From c44c914d3d2fef7ecbe2de21ab373fcc3452b709 Mon Sep 17 00:00:00 2001
From: Trenton Holmes <holmes.trenton@gmail.com>
Date: Sun, 18 Sep 2022 08:48:26 -0700
Subject: [PATCH] Changes the NLTK language to be based on the Tesseract OCR
 language, with fallback to the default processing

---
 src/documents/classifier.py | 56 ++++++++++++++++++++++---------------
 src/paperless/settings.py   | 28 ++++++++++++++++++-
 2 files changed, 61 insertions(+), 23 deletions(-)

diff --git a/src/documents/classifier.py b/src/documents/classifier.py
index 5711c34af..666beffa7 100644
--- a/src/documents/classifier.py
+++ b/src/documents/classifier.py
@@ -75,7 +75,8 @@ class DocumentClassifier:
         self.document_type_classifier = None
         self.storage_path_classifier = None
 
-        self.stemmer = None
+        self._stemmer = None
+        self._stop_words = None
 
     def load(self):
         # Catch warnings for processing
@@ -302,32 +303,43 @@ class DocumentClassifier:
         Process to contents of a document, distilling it down into
         words which are meaningful to the content
         """
-        from nltk.tokenize import word_tokenize
-        from nltk.corpus import stopwords
-        from nltk.stem import SnowballStemmer
-
-        import nltk
-
-        # Not really hacky, since it isn't private and is documented, but
-        # set the search path for NLTK data to the single location it should be in
-        nltk.data.path = [settings.NLTK_DIR]
-
-        if self.stemmer is None:
-            self.stemmer = SnowballStemmer("english")
 
         # Lower case the document
         content = content.lower().strip()

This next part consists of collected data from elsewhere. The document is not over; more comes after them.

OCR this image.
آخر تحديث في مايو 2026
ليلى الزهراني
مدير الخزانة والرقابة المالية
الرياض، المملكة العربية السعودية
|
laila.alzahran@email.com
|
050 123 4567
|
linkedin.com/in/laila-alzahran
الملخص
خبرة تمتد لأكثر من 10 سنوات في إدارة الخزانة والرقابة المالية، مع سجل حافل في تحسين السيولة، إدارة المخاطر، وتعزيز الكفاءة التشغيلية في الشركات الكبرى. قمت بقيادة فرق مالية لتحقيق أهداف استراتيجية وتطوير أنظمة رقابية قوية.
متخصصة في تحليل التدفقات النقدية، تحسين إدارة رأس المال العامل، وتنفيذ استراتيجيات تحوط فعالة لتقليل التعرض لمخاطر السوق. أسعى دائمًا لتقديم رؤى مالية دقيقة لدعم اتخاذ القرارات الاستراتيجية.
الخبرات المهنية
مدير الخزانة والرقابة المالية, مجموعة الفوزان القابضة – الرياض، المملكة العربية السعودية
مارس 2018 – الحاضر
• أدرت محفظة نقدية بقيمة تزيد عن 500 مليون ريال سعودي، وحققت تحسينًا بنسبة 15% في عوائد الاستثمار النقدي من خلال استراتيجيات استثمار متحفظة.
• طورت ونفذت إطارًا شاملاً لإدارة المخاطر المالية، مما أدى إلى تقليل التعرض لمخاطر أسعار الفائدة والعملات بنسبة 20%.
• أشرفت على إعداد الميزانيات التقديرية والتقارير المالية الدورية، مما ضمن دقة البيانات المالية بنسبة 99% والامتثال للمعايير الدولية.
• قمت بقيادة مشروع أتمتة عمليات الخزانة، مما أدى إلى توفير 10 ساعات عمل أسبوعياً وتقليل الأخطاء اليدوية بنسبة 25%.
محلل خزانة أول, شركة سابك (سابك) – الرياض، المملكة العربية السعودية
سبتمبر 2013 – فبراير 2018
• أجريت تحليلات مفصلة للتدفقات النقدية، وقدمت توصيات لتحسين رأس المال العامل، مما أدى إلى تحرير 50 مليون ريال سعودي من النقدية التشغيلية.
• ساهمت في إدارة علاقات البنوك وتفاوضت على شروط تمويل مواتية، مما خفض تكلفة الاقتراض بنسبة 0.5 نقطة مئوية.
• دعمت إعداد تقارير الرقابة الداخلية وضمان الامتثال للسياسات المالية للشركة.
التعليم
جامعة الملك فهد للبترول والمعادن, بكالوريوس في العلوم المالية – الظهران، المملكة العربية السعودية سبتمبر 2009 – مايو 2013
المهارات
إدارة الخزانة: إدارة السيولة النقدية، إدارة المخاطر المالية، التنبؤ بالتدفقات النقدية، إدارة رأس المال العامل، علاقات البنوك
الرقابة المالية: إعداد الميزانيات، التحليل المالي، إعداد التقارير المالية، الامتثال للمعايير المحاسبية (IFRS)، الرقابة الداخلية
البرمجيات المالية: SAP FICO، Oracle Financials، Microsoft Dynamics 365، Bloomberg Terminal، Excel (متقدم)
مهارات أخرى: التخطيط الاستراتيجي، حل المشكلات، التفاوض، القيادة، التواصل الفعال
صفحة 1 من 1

-        # Get only the letters (remove punctuation too)
+        # Reduce spaces
+        content = re.sub(r"\s+", " ", content)
+        # Get only the letters
         content = re.sub(r"[^\w\s]", " ", content)
-        # Tokenize
-        words: List[str] = word_tokenize(content, language=settings.NLTK_LANGUAGE)
-        # Remove stop words
-        stops = set(stopwords.words(settings.NLTK_LANGUAGE))
-        meaningful_words = [w for w in words if w not in stops]
-        # Stem words
-        meaningful_words = [self.stemmer.stem(w) for w in meaningful_words]
 
-        return " ".join(meaningful_words)
+        # If the NLTK language is supported, do further processing
+        if settings.NLTK_LANGUAGE is not None:
+
+            import nltk
+
+            from nltk.tokenize import word_tokenize
+            from nltk.corpus import stopwords
+            from nltk.stem import SnowballStemmer
+
+            # Not really hacky, since it isn't private and is documented, but
+            # set the search path for NLTK data to the single location it should be in
+            nltk.data.path = [settings.NLTK_DIR]
+
+            # Do some one time setup
+            if self._stemmer is None:
+                self._stemmer = SnowballStemmer(settings.NLTK_LANGUAGE)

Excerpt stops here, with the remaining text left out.